The following appeared in the September 20, 2010, edition of The New York Times' Upfront Magazine. Anthropology Professor Caroline Brettell of SMU's Dedman College provided expertise for this story.
September 27, 2010
By Patricia Smith
Ever since the 14th Amendment was passed in the aftermath of the Civil War, it's been largely unquestioned that everyone born in the United States is automatically a citizen.
But, as the national debate over illegal immigration intensifies in an election year, birthright citizenship is being seriously questioned for the first time in almost 150 years.
"This surfaces every once in a while as part of a bigger debate—it's usually more of a fringe discussion," says Audrey Singer of the Brookings Institution, a Washington think tank. "What's different this time is that people in Congress are talking about it."
The Amendment was adopted in 1868 to ensure the citizenship of American-born former slaves and their children. . .
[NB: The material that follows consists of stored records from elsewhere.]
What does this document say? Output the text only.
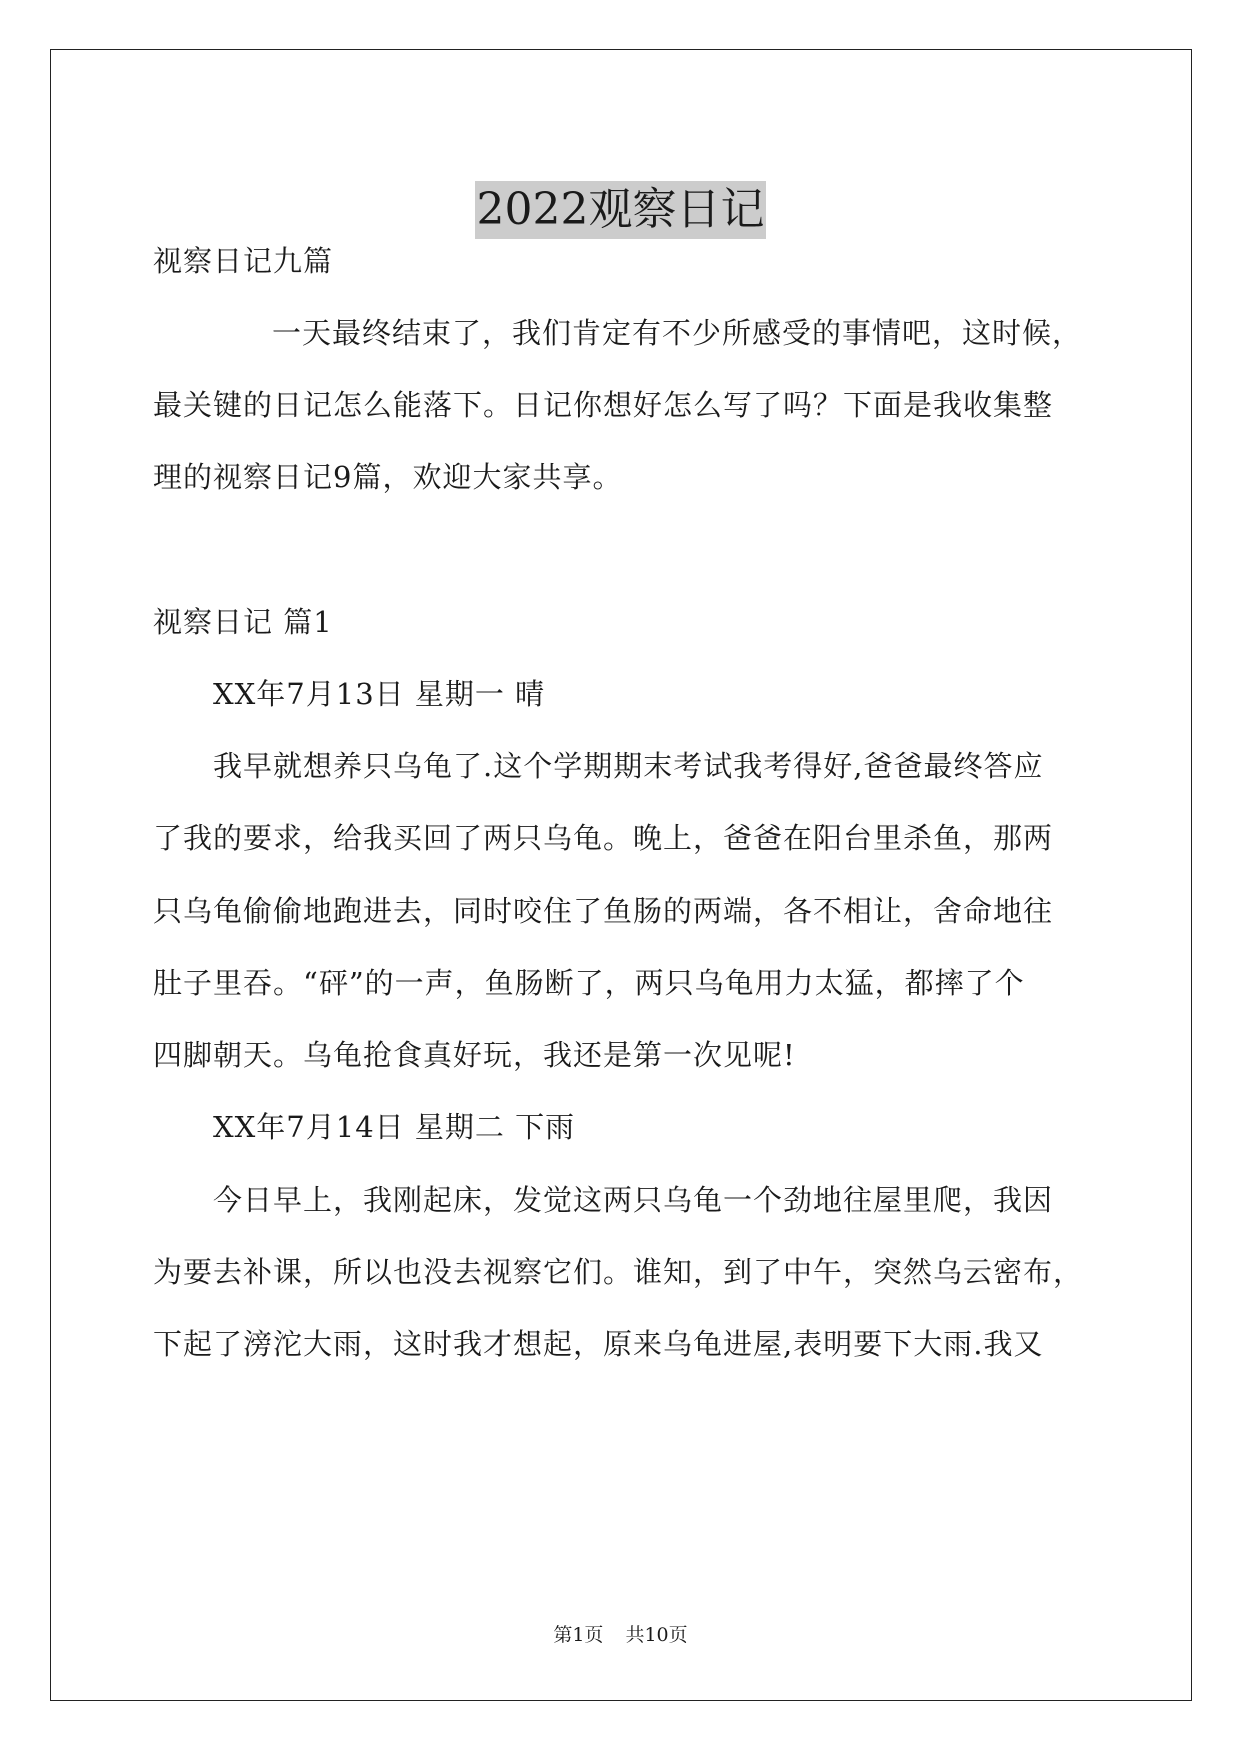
2022观察日记
视察日记九篇
一天最终结束了，我们肯定有不少所感受的事情吧，这时候，
最关键的日记怎么能落下。日记你想好怎么写了吗？下面是我收集整
理的视察日记9篇，欢迎大家共享。
视察日记 篇1
XX年7月13日 星期一 晴
我早就想养只乌龟了.这个学期期末考试我考得好,爸爸最终答应
了我的要求，给我买回了两只乌龟。晚上，爸爸在阳台里杀鱼，那两
只乌龟偷偷地跑进去，同时咬住了鱼肠的两端，各不相让，舍命地往
肚子里吞。“砰”的一声，鱼肠断了，两只乌龟用力太猛，都摔了个
四脚朝天。乌龟抢食真好玩，我还是第一次见呢!
XX年7月14日 星期二 下雨
今日早上，我刚起床，发觉这两只乌龟一个劲地往屋里爬，我因
为要去补课，所以也没去视察它们。谁知，到了中午，突然乌云密布，
下起了滂沱大雨，这时我才想起，原来乌龟进屋,表明要下大雨.我又
第1页 共10页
The U.S. isn't alone in offering birthright citizenship; Canada and most Latin American countries, including Brazil and Mexico, do so. But it's much less common in Europe and Asia, where citizenship more frequently depends on whether a parent is a citizen.
"Birthright citizenship is particularly characteristic of countries in the 'New World'—settler societies that wanted people to come," notes Caroline Brettell, an anthropologist at Southern Methodist University in Dallas.